In [12]: output.decode('utf-8')
Out[12]: 'total 8\r\n4 drwxr-xr-x 2 vagrant vagrant 4096 Aug 28 12:16 concurrent_futures\r\n4 drwxr-xr-x 2 vagrant vagrant 4096 Aug  3 07:59 iterator_generator\r\n'

And it also supports encoding parameter:

In [13]: output = pexpect.run('ls -ls', encoding='utf-8')

In [14]: output
Out[14]: 'total 8\r\n4 drwxr-xr-x 2 vagrant vagrant 4096 Aug 28 12:16 concurrent_futures\r\n4 drwxr-xr-x 2 vagrant vagrant 4096 Aug  3 07:59 iterator_generator\r\n'

Working with files#

Until now, when working with files, the following expression was used:

with open(filename) as f:
    for line in f:
        print(line)

But actually, when you read a file you convert bytes to a string.
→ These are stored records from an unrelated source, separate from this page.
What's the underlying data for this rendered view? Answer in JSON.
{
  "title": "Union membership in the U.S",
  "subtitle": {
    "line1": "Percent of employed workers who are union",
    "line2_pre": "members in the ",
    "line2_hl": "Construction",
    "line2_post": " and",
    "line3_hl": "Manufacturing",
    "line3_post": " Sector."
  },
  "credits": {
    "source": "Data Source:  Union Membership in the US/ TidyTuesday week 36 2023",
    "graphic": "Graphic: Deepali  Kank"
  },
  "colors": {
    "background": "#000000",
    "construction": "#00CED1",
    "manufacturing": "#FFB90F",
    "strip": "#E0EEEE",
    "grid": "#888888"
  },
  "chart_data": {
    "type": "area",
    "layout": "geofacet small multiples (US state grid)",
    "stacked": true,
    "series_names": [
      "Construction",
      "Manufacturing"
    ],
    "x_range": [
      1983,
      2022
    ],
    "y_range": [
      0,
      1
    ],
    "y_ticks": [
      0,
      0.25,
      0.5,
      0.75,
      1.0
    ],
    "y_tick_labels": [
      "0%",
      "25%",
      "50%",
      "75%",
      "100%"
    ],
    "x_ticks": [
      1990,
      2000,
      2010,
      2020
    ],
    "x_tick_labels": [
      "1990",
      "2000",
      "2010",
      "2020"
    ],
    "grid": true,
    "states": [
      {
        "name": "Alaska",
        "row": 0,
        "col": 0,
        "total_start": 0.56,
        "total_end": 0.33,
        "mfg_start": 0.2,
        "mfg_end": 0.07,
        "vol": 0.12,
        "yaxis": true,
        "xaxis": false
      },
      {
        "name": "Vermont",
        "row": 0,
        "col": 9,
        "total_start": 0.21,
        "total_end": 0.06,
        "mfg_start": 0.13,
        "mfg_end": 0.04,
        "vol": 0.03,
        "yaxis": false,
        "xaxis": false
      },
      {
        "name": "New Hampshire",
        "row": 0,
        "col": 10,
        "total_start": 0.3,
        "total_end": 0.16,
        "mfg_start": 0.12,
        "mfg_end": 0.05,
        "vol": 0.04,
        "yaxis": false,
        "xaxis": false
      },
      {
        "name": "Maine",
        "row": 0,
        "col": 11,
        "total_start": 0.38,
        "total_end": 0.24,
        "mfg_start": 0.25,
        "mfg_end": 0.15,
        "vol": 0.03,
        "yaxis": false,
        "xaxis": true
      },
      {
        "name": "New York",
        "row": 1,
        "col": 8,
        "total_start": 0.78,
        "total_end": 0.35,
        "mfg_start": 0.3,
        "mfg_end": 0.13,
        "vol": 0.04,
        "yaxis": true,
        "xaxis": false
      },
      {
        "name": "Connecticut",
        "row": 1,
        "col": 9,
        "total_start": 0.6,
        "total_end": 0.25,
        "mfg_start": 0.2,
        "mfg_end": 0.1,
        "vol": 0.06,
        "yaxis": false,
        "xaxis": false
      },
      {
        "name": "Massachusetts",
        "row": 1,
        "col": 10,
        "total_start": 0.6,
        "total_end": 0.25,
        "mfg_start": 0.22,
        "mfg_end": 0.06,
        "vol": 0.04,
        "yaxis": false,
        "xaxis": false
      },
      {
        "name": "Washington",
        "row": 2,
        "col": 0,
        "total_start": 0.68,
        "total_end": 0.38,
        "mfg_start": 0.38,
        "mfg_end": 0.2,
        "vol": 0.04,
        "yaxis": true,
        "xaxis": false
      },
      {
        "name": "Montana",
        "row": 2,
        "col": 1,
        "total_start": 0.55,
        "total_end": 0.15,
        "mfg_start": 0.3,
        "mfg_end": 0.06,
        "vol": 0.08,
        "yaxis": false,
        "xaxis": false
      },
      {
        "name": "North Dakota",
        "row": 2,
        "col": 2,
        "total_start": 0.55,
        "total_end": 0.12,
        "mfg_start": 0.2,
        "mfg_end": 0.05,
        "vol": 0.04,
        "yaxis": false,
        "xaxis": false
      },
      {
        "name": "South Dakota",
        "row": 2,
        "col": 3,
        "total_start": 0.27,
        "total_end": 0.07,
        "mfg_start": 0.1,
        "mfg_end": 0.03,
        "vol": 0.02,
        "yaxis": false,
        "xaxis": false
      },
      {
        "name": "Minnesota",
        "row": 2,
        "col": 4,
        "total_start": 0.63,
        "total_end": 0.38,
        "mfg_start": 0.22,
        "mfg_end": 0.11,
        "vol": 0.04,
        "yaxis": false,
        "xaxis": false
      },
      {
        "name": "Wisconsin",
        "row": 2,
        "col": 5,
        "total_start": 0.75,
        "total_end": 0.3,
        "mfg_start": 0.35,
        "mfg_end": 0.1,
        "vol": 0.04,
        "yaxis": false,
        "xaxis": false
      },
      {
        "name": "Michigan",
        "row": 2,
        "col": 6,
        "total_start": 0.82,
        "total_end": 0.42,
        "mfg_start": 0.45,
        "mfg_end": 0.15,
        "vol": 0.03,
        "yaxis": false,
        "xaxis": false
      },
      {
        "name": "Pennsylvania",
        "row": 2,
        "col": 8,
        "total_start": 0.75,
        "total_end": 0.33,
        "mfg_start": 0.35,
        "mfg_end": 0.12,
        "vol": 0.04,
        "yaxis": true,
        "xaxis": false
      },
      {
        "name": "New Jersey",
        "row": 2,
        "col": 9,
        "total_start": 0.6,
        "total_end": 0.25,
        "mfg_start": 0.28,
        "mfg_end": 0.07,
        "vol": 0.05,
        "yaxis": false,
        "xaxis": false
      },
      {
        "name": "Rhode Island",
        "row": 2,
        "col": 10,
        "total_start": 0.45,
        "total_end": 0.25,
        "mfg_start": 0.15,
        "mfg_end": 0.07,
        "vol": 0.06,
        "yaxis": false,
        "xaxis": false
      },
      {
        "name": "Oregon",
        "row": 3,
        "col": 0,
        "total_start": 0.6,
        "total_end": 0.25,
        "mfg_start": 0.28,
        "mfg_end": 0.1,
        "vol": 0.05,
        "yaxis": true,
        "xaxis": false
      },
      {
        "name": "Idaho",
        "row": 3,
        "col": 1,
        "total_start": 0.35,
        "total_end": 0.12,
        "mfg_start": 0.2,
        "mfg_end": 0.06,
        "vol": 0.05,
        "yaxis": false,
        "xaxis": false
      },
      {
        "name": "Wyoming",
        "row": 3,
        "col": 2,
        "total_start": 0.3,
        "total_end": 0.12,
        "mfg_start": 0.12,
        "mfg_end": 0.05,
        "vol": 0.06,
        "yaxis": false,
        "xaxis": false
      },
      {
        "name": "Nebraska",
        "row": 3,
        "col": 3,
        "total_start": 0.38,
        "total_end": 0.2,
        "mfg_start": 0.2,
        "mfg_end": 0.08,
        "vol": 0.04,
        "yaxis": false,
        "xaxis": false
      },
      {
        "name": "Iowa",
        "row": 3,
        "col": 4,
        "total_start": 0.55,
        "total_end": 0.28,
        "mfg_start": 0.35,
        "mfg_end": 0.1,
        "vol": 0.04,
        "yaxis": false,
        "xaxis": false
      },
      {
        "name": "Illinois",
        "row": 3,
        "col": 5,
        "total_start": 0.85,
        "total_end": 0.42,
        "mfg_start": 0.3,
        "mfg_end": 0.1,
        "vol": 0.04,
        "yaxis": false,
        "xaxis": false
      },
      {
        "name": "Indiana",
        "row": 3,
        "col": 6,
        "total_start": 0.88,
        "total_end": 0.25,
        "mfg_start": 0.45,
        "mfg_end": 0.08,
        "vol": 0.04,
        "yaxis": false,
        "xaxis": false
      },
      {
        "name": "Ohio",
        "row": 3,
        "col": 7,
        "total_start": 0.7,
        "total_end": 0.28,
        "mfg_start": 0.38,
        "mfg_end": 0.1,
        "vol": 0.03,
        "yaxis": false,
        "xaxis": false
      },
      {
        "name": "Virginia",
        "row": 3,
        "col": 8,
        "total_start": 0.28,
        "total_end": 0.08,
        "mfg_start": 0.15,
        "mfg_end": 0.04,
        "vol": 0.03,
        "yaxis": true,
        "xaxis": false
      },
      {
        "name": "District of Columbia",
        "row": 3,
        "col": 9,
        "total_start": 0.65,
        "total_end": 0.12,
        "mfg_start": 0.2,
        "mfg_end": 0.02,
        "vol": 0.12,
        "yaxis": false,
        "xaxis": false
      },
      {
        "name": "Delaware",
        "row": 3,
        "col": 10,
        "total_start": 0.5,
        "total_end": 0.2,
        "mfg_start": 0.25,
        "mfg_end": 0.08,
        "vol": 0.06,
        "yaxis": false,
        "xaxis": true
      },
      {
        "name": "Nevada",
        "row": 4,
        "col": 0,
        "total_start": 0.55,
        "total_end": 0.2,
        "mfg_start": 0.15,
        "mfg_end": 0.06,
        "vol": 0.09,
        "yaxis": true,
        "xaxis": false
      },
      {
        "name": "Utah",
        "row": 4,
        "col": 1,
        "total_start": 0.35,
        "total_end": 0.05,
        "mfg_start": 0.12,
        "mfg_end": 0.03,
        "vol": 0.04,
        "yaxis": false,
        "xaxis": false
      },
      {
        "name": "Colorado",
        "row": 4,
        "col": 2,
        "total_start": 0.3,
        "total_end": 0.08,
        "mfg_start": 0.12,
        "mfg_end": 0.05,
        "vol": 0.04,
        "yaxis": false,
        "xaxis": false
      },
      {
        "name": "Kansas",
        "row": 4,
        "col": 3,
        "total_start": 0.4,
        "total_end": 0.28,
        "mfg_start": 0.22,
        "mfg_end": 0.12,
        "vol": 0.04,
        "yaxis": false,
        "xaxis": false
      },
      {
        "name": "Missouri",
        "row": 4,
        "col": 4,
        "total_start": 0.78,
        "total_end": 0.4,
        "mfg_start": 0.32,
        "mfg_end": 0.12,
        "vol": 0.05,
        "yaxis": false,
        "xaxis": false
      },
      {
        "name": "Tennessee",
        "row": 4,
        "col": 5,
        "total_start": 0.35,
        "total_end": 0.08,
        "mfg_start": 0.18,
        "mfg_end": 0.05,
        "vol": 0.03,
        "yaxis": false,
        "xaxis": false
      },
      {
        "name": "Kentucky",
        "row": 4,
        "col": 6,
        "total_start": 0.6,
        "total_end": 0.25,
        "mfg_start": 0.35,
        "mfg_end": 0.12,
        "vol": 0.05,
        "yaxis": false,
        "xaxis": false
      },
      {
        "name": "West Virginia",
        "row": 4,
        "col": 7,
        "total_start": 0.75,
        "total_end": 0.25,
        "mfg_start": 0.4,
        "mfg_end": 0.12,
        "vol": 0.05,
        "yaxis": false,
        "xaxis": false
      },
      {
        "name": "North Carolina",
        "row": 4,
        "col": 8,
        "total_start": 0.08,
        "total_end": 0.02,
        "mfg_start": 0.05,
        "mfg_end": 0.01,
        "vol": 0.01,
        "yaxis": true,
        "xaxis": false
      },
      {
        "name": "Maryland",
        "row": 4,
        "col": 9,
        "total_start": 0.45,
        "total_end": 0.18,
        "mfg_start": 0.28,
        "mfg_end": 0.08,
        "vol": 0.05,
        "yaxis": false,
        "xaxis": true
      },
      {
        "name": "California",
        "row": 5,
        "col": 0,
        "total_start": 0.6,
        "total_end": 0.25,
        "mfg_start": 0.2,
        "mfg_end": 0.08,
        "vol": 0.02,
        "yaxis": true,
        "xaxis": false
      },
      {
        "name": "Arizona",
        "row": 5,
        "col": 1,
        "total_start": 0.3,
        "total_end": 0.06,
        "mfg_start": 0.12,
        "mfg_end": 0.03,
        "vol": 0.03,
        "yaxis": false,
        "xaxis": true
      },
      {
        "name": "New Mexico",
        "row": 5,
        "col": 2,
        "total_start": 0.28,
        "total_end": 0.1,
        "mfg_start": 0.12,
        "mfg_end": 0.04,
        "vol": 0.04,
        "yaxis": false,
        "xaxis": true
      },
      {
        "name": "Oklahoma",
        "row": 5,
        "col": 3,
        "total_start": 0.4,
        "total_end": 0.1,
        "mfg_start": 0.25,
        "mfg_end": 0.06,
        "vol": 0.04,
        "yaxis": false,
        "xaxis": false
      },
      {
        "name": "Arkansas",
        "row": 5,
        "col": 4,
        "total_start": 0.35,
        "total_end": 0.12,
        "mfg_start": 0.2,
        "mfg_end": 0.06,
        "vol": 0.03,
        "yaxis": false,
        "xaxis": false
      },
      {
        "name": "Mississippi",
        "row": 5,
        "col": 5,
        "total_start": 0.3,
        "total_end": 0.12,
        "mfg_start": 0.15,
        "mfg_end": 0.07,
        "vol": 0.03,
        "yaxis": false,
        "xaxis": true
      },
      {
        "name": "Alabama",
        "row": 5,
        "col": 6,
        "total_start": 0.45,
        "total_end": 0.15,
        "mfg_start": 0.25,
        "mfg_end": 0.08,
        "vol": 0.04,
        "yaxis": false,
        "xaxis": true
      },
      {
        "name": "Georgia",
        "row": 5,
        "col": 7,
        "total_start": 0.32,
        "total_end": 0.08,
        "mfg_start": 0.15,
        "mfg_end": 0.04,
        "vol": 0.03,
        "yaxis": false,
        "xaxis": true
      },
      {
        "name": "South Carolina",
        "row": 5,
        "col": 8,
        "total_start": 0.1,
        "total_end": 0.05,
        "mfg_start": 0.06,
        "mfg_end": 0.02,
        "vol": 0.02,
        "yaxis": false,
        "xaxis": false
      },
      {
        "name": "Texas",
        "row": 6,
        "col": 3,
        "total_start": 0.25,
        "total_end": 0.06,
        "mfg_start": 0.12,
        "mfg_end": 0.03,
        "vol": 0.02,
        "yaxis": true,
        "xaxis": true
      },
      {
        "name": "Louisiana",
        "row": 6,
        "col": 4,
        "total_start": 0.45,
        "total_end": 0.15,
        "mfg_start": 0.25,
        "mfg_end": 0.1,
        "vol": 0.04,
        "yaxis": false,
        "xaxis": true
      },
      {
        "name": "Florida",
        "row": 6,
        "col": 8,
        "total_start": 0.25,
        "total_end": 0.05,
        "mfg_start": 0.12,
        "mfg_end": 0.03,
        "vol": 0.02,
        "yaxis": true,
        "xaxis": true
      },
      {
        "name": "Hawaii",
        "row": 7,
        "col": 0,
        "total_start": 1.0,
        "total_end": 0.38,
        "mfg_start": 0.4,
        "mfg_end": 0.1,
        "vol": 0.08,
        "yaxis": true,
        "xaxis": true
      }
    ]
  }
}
And default encoding was used:

In [1]: import locale

In [2]: locale.getpreferredencoding()
Out[2]: 'UTF-8'

Default encoding in file:

In [2]: f = open('r1.txt')

In [3]: f
Out[3]: <_io.TextIOWrapper name='r1.txt' mode='r' encoding='UTF-8'>

When working with files it is better to specify encoding explicitly because it may differ in different operating systems:

In [4]: with open('r1.txt', encoding='utf-8') as f:
   ...:     for line in f:
   ...:         print(line, end='')
   ...:
!
service timestamps debug datetime msec localtime show-timezone year
service timestamps log datetime msec localtime show-timezone year
service password-encryption
service sequence-numbers
!
no ip domain lookup
!
ip ssh version 2
!

Conclusion#

These examples are shown here to show that different modules can treat the issue of conversion between strings and bytes differently. And different functions and methods of these modules can expect arguments and return values of different types. However, all of these items are in documentation.